Forum - Users Complain of Account Hacks, But OkCupid Denies a Data Breach
News Fetcher
Joined: Oct 24 2009
Last Active: Never/Not tracked
Total Active: Never/Not tracked
Timezone: GMT+ -7
138323 posts
Last Page Viewed:
Post 154376       February 10 '19 at 08:31 PM
By BeauHD from Slashdot's security-concerns department:
Zack Whittaker reports via TechCrunch: A reader contacted TechCrunch after his [OkCupid] account was hacked. The reader, who did not want to be named, said the hacker broke in and changed his password, locking him out of his account. Worse, they changed his email address on file, preventing him from resetting his password. OkCupid didn't send an email to confirm the address change -- it just blindly accepted the change. "Unfortunately, we're not able to provide any details about accounts not connected to your email address," said OkCupid's customer service in response to his complaint, which he forwarded to TechCrunch. Then, the hacker started harassing him strange text messages from his phone number that was lifted from one of his private messages. It wasn't an isolated case. We found several cases of people saying their OkCupid account had been hacked.
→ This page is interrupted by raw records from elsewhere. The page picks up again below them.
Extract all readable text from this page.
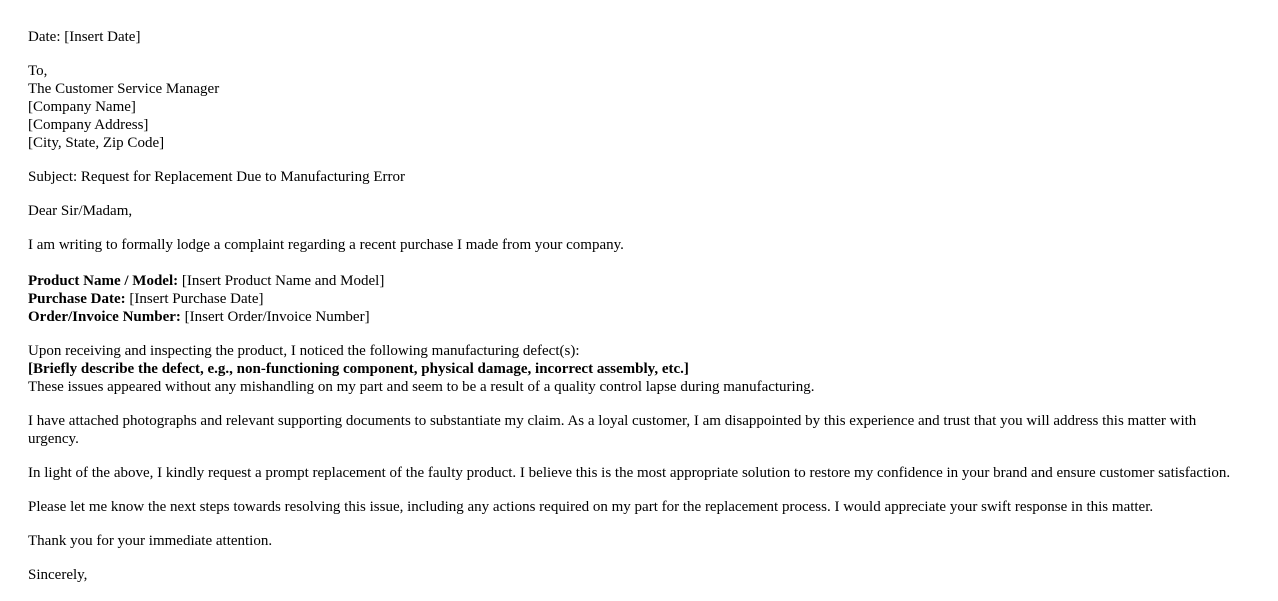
Date: [Insert Date]
To,
The Customer Service Manager
[Company Name]
[Company Address]
[City, State, Zip Code]
Subject: Request for Replacement Due to Manufacturing Error
Dear Sir/Madam,
I am writing to formally lodge a complaint regarding a recent purchase I made from your company.
Product Name / Model: [Insert Product Name and Model]
Purchase Date: [Insert Purchase Date]
Order/Invoice Number: [Insert Order/Invoice Number]
Upon receiving and inspecting the product, I noticed the following manufacturing defect(s):
[Briefly describe the defect, e.g., non-functioning component, physical damage, incorrect assembly, etc.]
These issues appeared without any mishandling on my part and seem to be a result of a quality control lapse during manufacturing.
I have attached photographs and relevant supporting documents to substantiate my claim. As a loyal customer, I am disappointed by this experience and trust that you will address this matter with urgency.
In light of the above, I kindly request a prompt replacement of the faulty product. I believe this is the most appropriate solution to restore my confidence in your brand and ensure customer satisfaction.
Please let me know the next steps towards resolving this issue, including any actions required on my part for the replacement process. I would appreciate your swift response in this matter.
Thank you for your immediate attention.
Sincerely,
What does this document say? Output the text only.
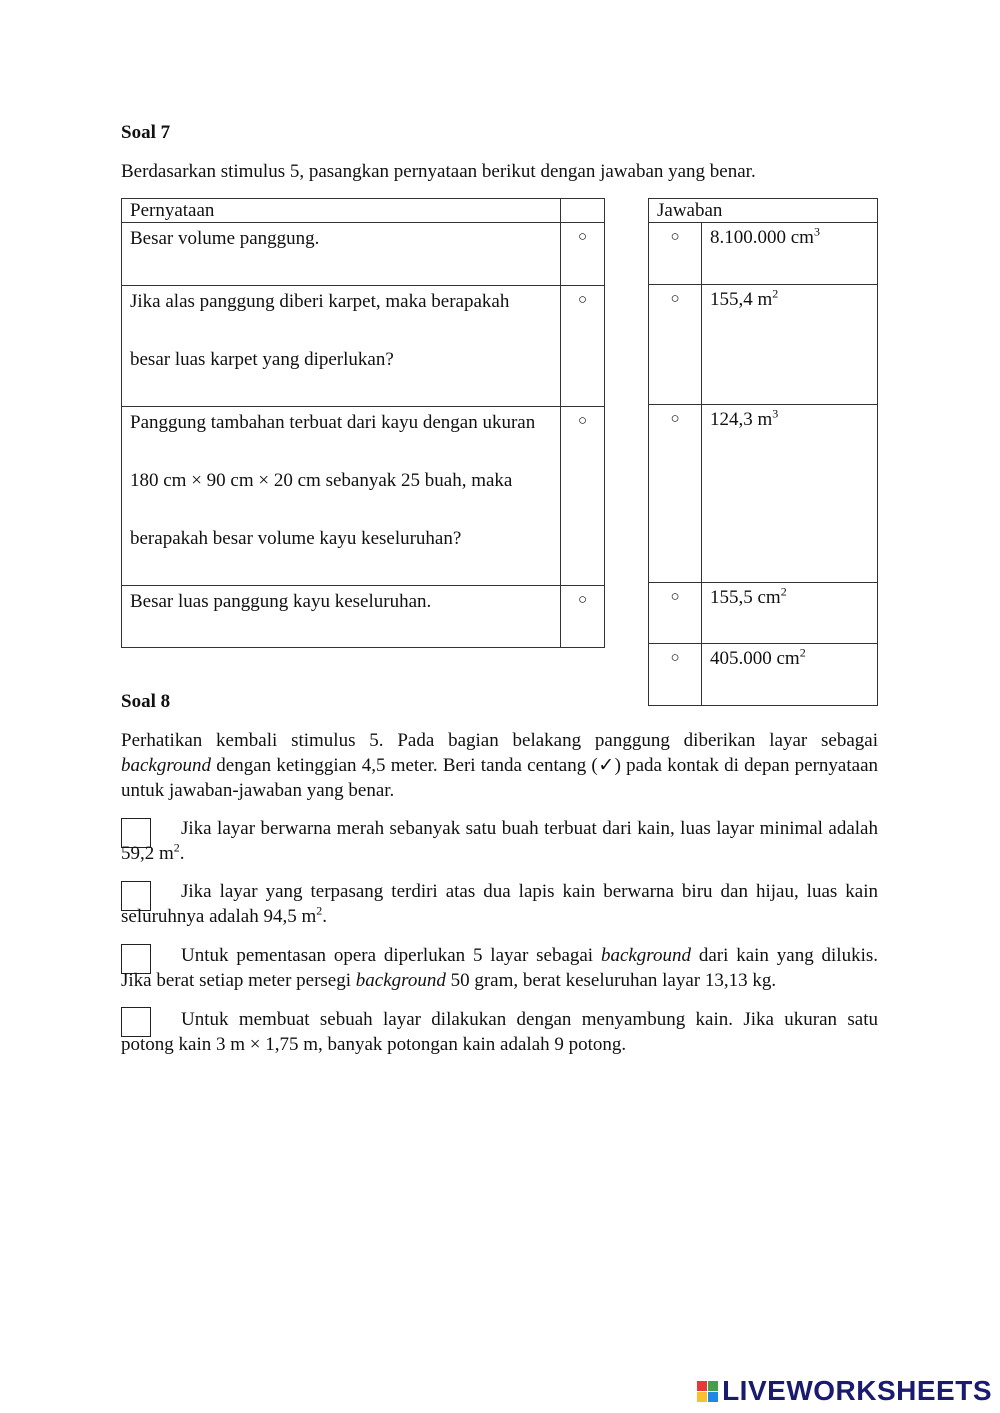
Soal 7
Berdasarkan stimulus 5, pasangkan pernyataan berikut dengan jawaban yang benar.
Pernyataan	

Besar volume panggung.	○

Jika alas panggung diberi karpet, maka berapakah
besar luas karpet yang diperlukan?	○

Panggung tambahan terbuat dari kayu dengan ukuran
180 cm × 90 cm × 20 cm sebanyak 25 buah, maka
berapakah besar volume kayu keseluruhan?	○

Besar luas panggung kayu keseluruhan.	○
Jawaban	
○	8.100.000 $cm^3$
○	155,4 $m^2$
○	124,3 $m^3$
○	155,5 $cm^2$
○	405.000 $cm^2$
Soal 8
Perhatikan kembali stimulus 5. Pada bagian belakang panggung diberikan layar sebagai background dengan ketinggian 4,5 meter. Beri tanda centang (✓) pada kontak di depan pernyataan untuk jawaban-jawaban yang benar.
Jika layar berwarna merah sebanyak satu buah terbuat dari kain, luas layar minimal adalah 59,2 $m^2$.
Jika layar yang terpasang terdiri atas dua lapis kain berwarna biru dan hijau, luas kain seluruhnya adalah 94,5 $m^2$.
Untuk pementasan opera diperlukan 5 layar sebagai background dari kain yang dilukis. Jika berat setiap meter persegi background 50 gram, berat keseluruhan layar 13,13 kg.
Untuk membuat sebuah layar dilakukan dengan menyambung kain. Jika ukuran satu potong kain 3 m × 1,75 m, banyak potongan kain adalah 9 potong.
LIVEWORKSHEETS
But several users couldn't explain how their passwords -- unique to OkCupid and not used on any other app or site -- were inexplicably obtained. "There has been no security breach at OkCupid," said Natalie Sawyer, a spokesperson for OkCupid. "All websites constantly experience account takeover attempts. There has been no increase in account takeovers on OkCupid." Even on OkCupid's own support pages, the company says that account takeovers often happen because someone has an account owner's login information. "If you use the same password on several different sites or services, then your accounts on all of them have the potential to be taken over if one site has a security breach," says the support page. In fact, when we checked, OkCupid was just one of many major dating sites -- like Match, PlentyOfFish, Zoosk, Badoo, JDate, and eHarmony -- that didn't use two-factor authentication at all.